Second: scale diagnosis through primary care
Now that an Alzheimer’s diagnosis can be supported by a simple blood test, primary care can become a high-quality entry point for Alzheimer’s diagnosis and care. Tools like electronic health record-embedded workflows and decision support can equip clinicians in primary care with “just-in-time” guidance at the point of care.
Many primary care providers report lacking confidence and training to diagnose and manage Alzheimer’s and dementia. By promoting standardization and providing clear escalation pathways for handling uncertainty, these tools can increase clinicians’ confidence, helping them make Alzheimer’s care routine.
As we seek to embed new tools in the primary care setting, quality assurance is a must. Additionally, new payment models are needed to support team-based care, including flexible neuropsychological assessment, longitudinal care coordination, and caregiver support.

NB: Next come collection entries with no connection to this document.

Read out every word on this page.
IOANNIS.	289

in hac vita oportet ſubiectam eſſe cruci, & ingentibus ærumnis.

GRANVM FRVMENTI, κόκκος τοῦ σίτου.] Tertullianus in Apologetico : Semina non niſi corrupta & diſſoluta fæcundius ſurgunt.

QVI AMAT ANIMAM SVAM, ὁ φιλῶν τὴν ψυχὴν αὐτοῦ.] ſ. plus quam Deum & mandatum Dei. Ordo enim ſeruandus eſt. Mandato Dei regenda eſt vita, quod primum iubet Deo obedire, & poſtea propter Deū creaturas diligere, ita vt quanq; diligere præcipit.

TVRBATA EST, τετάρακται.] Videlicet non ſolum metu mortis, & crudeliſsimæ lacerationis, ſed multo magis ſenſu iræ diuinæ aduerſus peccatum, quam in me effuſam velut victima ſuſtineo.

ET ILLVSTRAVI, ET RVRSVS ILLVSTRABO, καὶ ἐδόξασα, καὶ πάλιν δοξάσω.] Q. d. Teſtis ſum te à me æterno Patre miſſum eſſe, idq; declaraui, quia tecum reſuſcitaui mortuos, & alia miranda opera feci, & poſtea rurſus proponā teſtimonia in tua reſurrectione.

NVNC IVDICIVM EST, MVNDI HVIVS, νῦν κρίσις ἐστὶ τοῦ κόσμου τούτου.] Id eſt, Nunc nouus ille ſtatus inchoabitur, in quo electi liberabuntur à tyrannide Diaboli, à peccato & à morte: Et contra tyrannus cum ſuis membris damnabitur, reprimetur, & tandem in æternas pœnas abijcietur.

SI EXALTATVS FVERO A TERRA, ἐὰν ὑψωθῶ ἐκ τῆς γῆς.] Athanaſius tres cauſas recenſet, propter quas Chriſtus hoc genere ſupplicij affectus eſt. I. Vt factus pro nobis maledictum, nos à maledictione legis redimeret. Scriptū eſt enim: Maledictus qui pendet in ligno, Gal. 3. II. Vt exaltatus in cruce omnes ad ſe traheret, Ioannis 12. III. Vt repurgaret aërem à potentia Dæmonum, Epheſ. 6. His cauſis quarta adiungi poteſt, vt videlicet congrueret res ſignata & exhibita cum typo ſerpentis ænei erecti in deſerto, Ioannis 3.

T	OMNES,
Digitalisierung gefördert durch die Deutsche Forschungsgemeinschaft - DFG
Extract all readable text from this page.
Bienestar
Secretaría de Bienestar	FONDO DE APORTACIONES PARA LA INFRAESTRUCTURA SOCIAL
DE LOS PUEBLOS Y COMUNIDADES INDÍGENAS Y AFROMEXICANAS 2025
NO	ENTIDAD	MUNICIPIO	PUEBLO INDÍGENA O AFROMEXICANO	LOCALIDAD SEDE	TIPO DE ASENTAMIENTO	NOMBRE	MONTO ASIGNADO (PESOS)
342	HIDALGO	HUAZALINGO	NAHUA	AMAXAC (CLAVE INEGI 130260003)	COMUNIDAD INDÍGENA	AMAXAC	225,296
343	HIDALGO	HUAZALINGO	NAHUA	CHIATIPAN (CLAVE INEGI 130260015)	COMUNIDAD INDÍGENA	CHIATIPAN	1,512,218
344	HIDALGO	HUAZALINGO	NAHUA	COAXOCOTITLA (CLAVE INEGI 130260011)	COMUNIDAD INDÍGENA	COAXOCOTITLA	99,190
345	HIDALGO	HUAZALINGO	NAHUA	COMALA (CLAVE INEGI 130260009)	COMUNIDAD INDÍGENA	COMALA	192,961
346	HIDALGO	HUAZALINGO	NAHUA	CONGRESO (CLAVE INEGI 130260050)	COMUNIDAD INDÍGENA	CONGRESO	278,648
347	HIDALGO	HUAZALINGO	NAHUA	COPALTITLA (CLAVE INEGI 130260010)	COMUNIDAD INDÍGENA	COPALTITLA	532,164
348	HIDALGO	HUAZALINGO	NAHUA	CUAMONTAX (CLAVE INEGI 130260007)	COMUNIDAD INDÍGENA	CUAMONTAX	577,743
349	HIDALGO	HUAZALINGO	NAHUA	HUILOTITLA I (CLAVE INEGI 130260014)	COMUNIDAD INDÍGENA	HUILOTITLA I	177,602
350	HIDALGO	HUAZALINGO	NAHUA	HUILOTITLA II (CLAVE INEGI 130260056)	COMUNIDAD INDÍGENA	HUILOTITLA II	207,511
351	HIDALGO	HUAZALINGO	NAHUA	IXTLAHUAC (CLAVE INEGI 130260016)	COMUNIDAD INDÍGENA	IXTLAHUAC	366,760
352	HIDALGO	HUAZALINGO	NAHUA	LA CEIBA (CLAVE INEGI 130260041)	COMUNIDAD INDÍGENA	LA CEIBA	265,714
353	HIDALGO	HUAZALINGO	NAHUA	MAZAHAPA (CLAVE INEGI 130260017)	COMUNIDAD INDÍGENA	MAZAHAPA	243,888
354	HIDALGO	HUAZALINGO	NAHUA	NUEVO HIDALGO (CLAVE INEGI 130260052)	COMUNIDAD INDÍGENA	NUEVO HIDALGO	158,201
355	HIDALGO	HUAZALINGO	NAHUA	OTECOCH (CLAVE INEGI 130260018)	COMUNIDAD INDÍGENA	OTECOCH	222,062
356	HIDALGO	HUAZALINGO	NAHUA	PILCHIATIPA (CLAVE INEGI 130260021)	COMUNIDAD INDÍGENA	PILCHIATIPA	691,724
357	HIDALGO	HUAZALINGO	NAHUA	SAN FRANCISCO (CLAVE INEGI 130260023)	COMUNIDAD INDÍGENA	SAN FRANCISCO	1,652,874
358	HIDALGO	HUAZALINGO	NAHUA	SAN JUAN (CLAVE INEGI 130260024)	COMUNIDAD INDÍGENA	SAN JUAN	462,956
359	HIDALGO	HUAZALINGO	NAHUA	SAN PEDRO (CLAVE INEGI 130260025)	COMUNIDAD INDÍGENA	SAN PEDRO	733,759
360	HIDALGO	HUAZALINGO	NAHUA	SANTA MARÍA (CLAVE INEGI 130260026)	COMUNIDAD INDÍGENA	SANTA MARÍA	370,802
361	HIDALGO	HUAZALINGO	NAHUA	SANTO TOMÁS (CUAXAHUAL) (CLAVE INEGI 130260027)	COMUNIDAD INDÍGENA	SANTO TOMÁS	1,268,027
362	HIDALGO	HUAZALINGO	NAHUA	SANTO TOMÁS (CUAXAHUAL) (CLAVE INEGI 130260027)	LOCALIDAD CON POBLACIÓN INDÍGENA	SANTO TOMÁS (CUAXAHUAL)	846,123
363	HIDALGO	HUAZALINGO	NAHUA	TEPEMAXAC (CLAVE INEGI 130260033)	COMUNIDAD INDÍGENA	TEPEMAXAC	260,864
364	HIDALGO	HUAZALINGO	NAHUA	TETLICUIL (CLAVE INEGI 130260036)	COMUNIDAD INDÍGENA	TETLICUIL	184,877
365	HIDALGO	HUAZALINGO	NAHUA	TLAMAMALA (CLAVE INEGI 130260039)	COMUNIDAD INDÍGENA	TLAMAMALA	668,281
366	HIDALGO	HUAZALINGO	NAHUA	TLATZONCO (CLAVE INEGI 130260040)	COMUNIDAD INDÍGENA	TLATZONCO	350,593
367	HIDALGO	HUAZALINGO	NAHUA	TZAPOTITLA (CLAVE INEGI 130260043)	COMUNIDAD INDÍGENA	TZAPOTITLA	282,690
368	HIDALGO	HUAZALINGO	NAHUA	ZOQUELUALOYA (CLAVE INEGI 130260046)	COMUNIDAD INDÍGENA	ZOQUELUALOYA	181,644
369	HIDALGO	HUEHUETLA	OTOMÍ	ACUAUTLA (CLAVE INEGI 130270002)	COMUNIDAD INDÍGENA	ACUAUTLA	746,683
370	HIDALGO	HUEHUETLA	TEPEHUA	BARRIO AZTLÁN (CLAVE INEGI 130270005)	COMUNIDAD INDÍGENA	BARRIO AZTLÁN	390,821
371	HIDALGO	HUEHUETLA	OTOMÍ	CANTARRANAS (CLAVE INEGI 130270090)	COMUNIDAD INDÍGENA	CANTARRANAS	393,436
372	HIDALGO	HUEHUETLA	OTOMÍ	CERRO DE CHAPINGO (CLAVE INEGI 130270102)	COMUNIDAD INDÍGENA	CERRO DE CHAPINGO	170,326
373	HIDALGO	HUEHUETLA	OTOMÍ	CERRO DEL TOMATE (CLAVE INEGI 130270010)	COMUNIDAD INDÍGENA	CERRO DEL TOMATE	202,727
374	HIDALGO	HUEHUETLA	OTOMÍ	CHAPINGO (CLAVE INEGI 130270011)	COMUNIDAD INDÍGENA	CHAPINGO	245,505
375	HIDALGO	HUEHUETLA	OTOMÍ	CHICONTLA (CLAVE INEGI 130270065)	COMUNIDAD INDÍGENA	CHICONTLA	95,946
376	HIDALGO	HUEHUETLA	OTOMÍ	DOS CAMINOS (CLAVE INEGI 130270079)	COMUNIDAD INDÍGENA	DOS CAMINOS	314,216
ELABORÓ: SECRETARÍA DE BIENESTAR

Updated policy and reimbursement guidelines are needed to pave the way for these changes to reach scale throughout the health care system.
Progress is underway, now policy needs to catch up.
My colleagues and I closed the paper with a call to action:
“Biomarkers and emerging therapies are enabling earlier Alzheimer’s diagnosis and treatment, but specialist-dependent models cannot meet the population need. The new era requires a system-level redesign that pairs purpose-designed memory clinic functions with standardized front-line care supported by EHR workflows, decision support, and escalation pathways. Delivery pathways must be linked to measurable quality expectations and payment structures that make team-based dementia care sustainable.”
I am hopeful because I see health systems making progress on these care models. In our pilots at the University of Kansas, a trained nurse can complete a cognitive assessment in a primary care office, with results ready for a clinician to deliver a diagnosis within one week.
Jeff Burns is co-director of the University of Kansas Alzheimer’s Disease Research Center and director of the Memory Care Clinic at The University of Kansas Health System.